Uhhh... ich glaube, sein Bajonett hat mich erwischt... ich kann es spüren... er wühlt damit in meiner Jacke... aber es ist nur die Jacke... mach dir keine Sorgen... er fummelt damit herum, es ist unangenehm, aber es tut nicht weh... dieses gottverdammte Bajonett... wahrscheinlich sucht er mein Fleisch... Ja!... Natürlich kann ich ihn erschießen... und mir das Leben retten... aber... meine Seele ist noch nicht so verrottet, daß ich mir erlaube, einen Mann zu töten, der seine Pflicht tut, seine Arbeit... er führt doch einen Befehl aus!... Aha... jetzt ist's soweit... jetzt kann ich das kalte Metall fühlen... wie es ganz langsam meine Haut durchdringt... ahhhh... und jetzt geht's tiefer... durchs Fett zwischen meinen Rippen... Ohhh!... und jetzt die Rippen... Ahhhhh!.... Alma! - Die Schmerzen sind stark. Sehr stark. Grauenvoll. Wirklich kaum auszuhalten...! Kaum... Liebst du mich, Alma?! Liebst du mich? Sag, daß du mich liebst und ich bring' ihn um. Ich bring' ihn um!... Warum sagst du denn nichts? Möchtest du denn, daß ich sterbe? Daß er mich aufspießt? Du möchtest das?!!! Alma?! Wirklich??!!! - Also gut... also gut... Gleich ist's soweit... gleich haben wir's geschafft!... durchhalten! durchhalten!... Oh! Der Schmerz ist weg!... Alma, es ist vorbei! - Die Klinge steckt in meiner Lunge... es tut gar nicht mehr weh! Gar nicht mehr weh! Mein Kopf wird ganz leicht, ganz schwerelos... ich fühle mich so erleichtert, so glücklich... Alma!... Es ist wunderbar!... Ich bin so glücklich wie niemals zuvor!!!... Ich schwebe!... Ich schwebe!... Das Blut rinnt mir aus der Nase!... Aus den Ohren... den Ohren... in den Mund... ich kann nichts sehen... kann nichts sehen! Es rinnt mir in die Augen! - Daß Sterben so einfach ist, so leicht und schmerzlos... Ha ha ha ha ha! ------

Oskar lacht wie verrückt. Der Kosack bricht mit seinem Lied ab und starrt entgeistert auf den vermeintlich Toten. Er zieht sich zurück, ohne vorher die Waffe aus Oskars Brust gezogen zu haben. Oskars Lachen wird immer lauter und wilder. Der Kosack dreht sich um und läuft schreiend davon.

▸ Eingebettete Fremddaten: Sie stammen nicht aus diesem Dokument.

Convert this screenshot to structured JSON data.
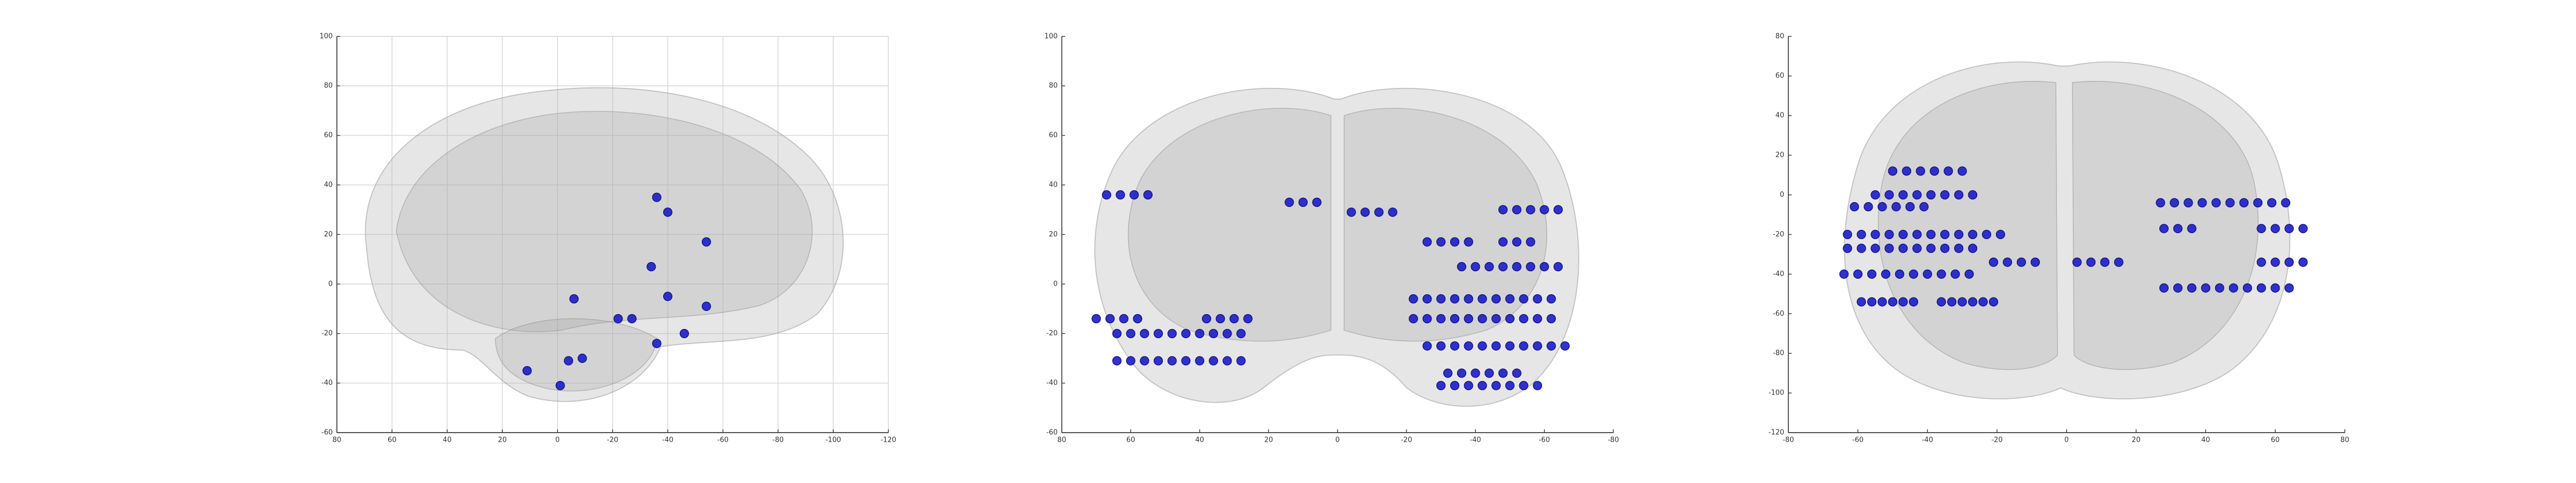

KOSACK   Mama!!! Boggo Moy! Mama!!!

Oskar richtet sich mühsam auf. Dann zieht er knieend das Bajonett aus seiner Wunde. Er stützt sich auf das Gewehr, rappelt sich hoch und schleppt sich, indem er das umgedrehte Gewehr als Krücke benützt, davon. Er steigt über die Körper der Gefallenen und läßt das verlassene, schweigende Schlachtfeld hinter sich zurück. Dabei summt er die Melodie des russischen Liedes.